Studio album by the Peter Malick Group featuring Norah Jones
- Released: July 8, 2003
- Recorded: August–September 2000; May 11, 2003;
- Studio: Room 9 from Outer Space (South Boston, Massachusetts); Popsquad (West Hollywood, California);
- Genre: Blues; jazz;
- Length: 30:04
- Label: Koch
- Producer: Peter Malick

The Peter Malick Group featuring Norah Jones chronology
|  | New York City (2003) | New York City: The Remix Album (2004) |

Norah Jones chronology
| Live in New Orleans (2003) | New York City (2003) | Feels Like Home (2004) |

= New York City (The Peter Malick Group album) =

New York City is an album by the Peter Malick Group featuring Norah Jones. It was recorded during August and September 2000, a few weeks before Jones made her own demos for Blue Note Records, and released three years later. Jones performs vocals on all seven tracks, and this album is more bluesy than Jones' debut album, Come Away with Me. One of the tracks of the album, "Strange Transmissions", was bundled with the Nokia 6230 mobile phone.

The album reached number 54 on the Billboard 200, number one on the Top Blues Albums chart, and number two on the Top Independent Albums chart. The Bastone & Burnz remix of "Strange Transmissions" peaked at number 23 on the Hot Dance Music/Club Play chart in June 2004.

The cover version of Bob Dylan's "Heart of Mine" was featured in the 2003 film Runaway Jury, being used in the closing credits.

Professional ratings
Review scores
| Source | Rating |
| Allmusic |  |
| Gaffa |  |
| RTÉ |  |
| Uncut |  |

==Track listing==

| No. | Title | Writer(s) | Length |
|---|---|---|---|
| 1. | "New York City" | Peter Malick | 5:06 |
| 2. | "Strange Transmissions" | Malick | 4:06 |
| 3. | "Deceptively Yours" | Malick | 4:17 |
| 4. | "All Your Love" | Magic Sam | 4:33 |
| 5. | "Heart of Mine" | Bob Dylan | 5:06 |
| 6. | "Things You Don't Have to Do" | Malick | 3:09 |
| 7. | "New York City" (radio edit) | Malick | 3:47 |

==Personnel==
Credits adapted from the liner notes of New York City.

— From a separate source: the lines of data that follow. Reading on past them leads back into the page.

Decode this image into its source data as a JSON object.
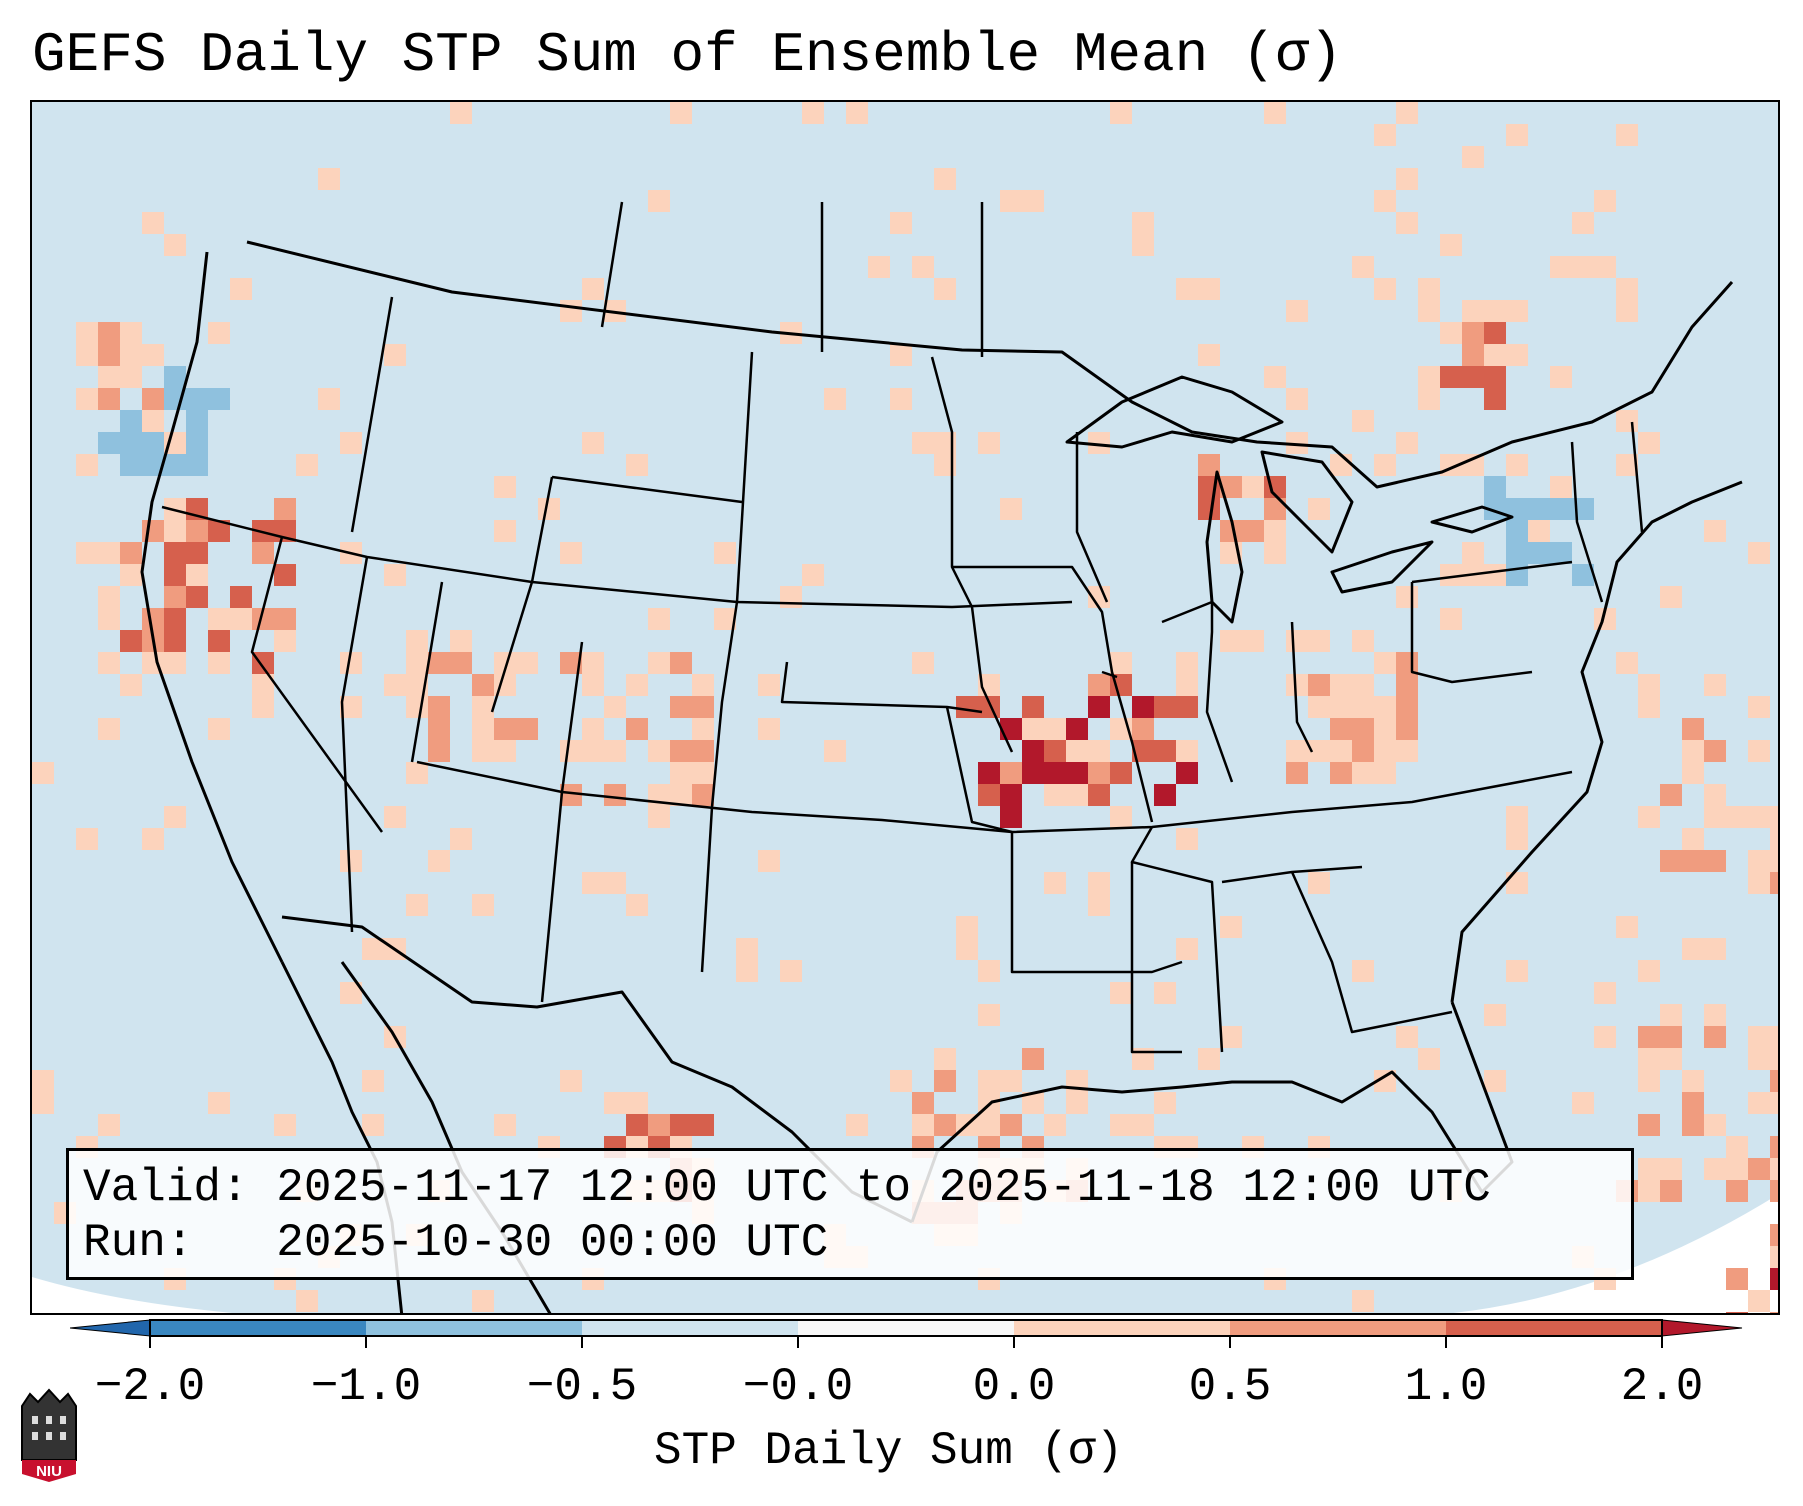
{
  "title": "GEFS Daily STP Sum of Ensemble Mean (σ)",
  "info_box": {
    "valid_line": "Valid: 2025-11-17 12:00 UTC to 2025-11-18 12:00 UTC",
    "run_line": "Run:   2025-10-30 00:00 UTC"
  },
  "colorbar": {
    "label": "STP Daily Sum (σ)",
    "ticks": [
      "−2.0",
      "−1.0",
      "−0.5",
      "−0.0",
      "0.0",
      "0.5",
      "1.0",
      "2.0"
    ],
    "colors": {
      "lt_-1.0": "#3a87c0",
      "-1.0_-0.5": "#8fc1de",
      "-0.5_-0.0": "#d0e4ef",
      "-0.0_0.0": "#f7f7f7",
      "0.0_0.5": "#fcd3bc",
      "0.5_1.0": "#f09c7f",
      "1.0_2.0": "#d6604d",
      "gt_2.0": "#b2182b"
    },
    "extend": "both"
  },
  "map": {
    "projection": "lambert-conformal CONUS",
    "background_color": "#d0e4ef",
    "boundary_color": "#000000",
    "features": [
      "state-borders",
      "country-borders",
      "coastlines",
      "great-lakes"
    ]
  },
  "logo": {
    "text": "NIU",
    "icon": "niu-castle-icon"
  }
}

- Peter Malick – guitars, production (all tracks); vocals (track 6)
- Norah Jones – vocals (all tracks); piano (track 5)
- Eric Gardner – drums (tracks 1, 4, 5, 7)
- Marty Richards – drums (tracks 2, 3, 6)
- Danny McGouch – Mellotron (tracks 1, 7); Hammond B-3 (track 3); Wurlitzer piano (track 4)
- Mike Thompson – piano (tracks 2, 4); accordion (tracks 1, 7)
- Tom West – piano (track 6)
- Jeff Turmes – bass (all tracks)
- Hugh Fordin – executive production
- Ducky Carlisle – recording, mixing
- Bruce Witkin – additional engineering
- Nate Dubé – additional engineering
- Alan Silverman – mastering at Arf! Digital (New York City)
- Jeff Chenault – art direction, design

==Charts==

Chart performance for New York City
| Chart (2003–2004) | Peak position |
|---|---|
| Australian Albums (ARIA) | 22 |
| Austrian Albums (Ö3 Austria) | 28 |
| Danish Albums (Hitlisten) | 30 |
| Dutch Albums (Album Top 100) | 32 |
| New Zealand Albums (RMNZ) | 18 |
| Polish Albums (ZPAV) | 42 |
| Swiss Albums (Schweizer Hitparade) | 93 |
| UK Albums (OCC) | 80 |
| UK Jazz & Blues Albums (OCC) | 4 |
| US Billboard 200 | 54 |
| US Independent Albums (Billboard) | 2 |
| US Top Blues Albums (Billboard) | 1 |

==Certifications==

| Region | Certification | Certified units/sales |
| Australia (ARIA) | Gold | 35,000^{^} |
^{^} Shipments figures based on certification alone.